Luteolin improves precancerous conditions of the gastric mucosa by binding STAT3 and inhibiting LCN2 expression.

Inhibition of malignant transformation from the precancerous stage has important clinical value for the prevention of gastric cancer. Here, we report a strategy to inhibit precancerous gastric conditions by Luteolin (Lut). Lut treatment resulted in remarkable resistance to oxyntic atrophy, spasmolytic polypeptide-expressing metaplasia (SPEM), and gastric mucosal injury in tamoxifen (TAM)-treated mice, chenodeoxycholic acid-treated rats, and human organoids. Mechanism study suggested that LCN2 expression was upregulated in the SPEM mucosa and downregulated after Lut treatment.
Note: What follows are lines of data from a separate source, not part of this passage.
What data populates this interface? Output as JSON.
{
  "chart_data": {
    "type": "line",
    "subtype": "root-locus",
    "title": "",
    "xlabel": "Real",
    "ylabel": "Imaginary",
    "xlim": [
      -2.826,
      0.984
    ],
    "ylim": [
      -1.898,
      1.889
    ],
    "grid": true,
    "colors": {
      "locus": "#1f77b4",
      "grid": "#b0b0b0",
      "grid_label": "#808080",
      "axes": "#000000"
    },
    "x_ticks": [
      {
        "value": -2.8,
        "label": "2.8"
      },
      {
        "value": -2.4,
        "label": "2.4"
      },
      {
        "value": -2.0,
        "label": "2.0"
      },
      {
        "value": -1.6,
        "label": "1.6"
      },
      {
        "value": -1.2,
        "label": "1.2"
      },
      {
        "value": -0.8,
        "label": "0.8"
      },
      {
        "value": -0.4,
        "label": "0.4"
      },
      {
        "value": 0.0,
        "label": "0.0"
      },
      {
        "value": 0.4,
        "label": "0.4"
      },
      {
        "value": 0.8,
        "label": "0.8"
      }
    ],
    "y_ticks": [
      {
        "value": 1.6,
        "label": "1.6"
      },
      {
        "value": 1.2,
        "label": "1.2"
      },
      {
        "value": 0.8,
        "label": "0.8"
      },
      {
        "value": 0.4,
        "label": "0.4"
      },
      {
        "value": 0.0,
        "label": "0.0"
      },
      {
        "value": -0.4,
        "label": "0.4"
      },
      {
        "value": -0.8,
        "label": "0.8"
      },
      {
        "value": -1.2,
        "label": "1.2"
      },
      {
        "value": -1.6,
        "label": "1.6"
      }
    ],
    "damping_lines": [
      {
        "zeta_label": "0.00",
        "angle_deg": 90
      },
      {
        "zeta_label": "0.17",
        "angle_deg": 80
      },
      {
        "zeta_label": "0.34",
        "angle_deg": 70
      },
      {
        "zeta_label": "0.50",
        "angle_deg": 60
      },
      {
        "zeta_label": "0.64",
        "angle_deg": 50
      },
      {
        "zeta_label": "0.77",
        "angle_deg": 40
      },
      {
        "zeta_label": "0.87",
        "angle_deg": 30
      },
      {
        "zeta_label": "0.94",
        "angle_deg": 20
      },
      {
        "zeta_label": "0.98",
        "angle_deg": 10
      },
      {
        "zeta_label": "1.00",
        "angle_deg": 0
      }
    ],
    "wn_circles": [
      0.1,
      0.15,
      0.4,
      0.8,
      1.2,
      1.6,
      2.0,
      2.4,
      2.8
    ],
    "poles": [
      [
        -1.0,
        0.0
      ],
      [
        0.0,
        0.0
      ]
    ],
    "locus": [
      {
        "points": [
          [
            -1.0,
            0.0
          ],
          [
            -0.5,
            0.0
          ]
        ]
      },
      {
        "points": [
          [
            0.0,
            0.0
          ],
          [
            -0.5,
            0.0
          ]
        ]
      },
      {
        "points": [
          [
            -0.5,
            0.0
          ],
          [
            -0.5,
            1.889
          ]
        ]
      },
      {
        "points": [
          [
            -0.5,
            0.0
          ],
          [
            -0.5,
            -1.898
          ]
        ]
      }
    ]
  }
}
LCN2 blocking suppressed TAM-induced oxyntic atrophy and metaplasia and partially counteracted the effect of Lut. Quantitative chemoproteomics identified that Lut bound to STAT3 and inhibited its phosphorylation. Functional experiments using STAT3 inhibitors and epithelial cell-specific deficient mice showed that STAT3 inhibition and deletion attenuated the beneficial effects of Lut. Our data supported that Lut might be a therapeutic candidate for the treatment of gastric mucosal injury by binding to STAT3 and thereby inhibiting the STAT3/LCN2 axis.